Par la suite, mon refus du Parti et ma rupture totale se sont confirmés quand j'ai vu ce que le Parti communiste faisait pendant la guerre d'Espagne. On peut dire que le Parti communiste a été le meilleur appui de Franco. S'il a gagné la guerre, c'est parce que les communistes ont détruit la résistance des anarchistes et qu'ils ont fait passer leur haine de l'anarchisme avant la haine de Franco.

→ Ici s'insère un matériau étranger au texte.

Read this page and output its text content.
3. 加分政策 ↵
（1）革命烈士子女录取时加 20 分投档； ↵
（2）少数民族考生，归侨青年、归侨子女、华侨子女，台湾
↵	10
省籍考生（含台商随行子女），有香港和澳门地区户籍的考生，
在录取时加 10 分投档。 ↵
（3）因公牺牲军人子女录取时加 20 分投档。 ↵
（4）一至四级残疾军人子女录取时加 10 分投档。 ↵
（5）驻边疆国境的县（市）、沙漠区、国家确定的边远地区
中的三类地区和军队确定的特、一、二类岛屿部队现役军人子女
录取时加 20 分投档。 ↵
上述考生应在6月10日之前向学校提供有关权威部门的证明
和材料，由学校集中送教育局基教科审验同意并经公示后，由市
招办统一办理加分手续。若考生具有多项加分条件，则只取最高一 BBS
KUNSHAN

Plus tard, on a beaucoup dit en France que le Parti communiste était le principal parti de la Résistance. Moi, j'ai vu le Parti communiste détruire des foyers de résistance parce qu'ils n'étaient pas communistes. En mars 1944, j'ai vu, dans notre région, un maquis communiste détruire et tuer tous les membres d'un maquis gaulliste, simplement parce qu'il était gaulliste.»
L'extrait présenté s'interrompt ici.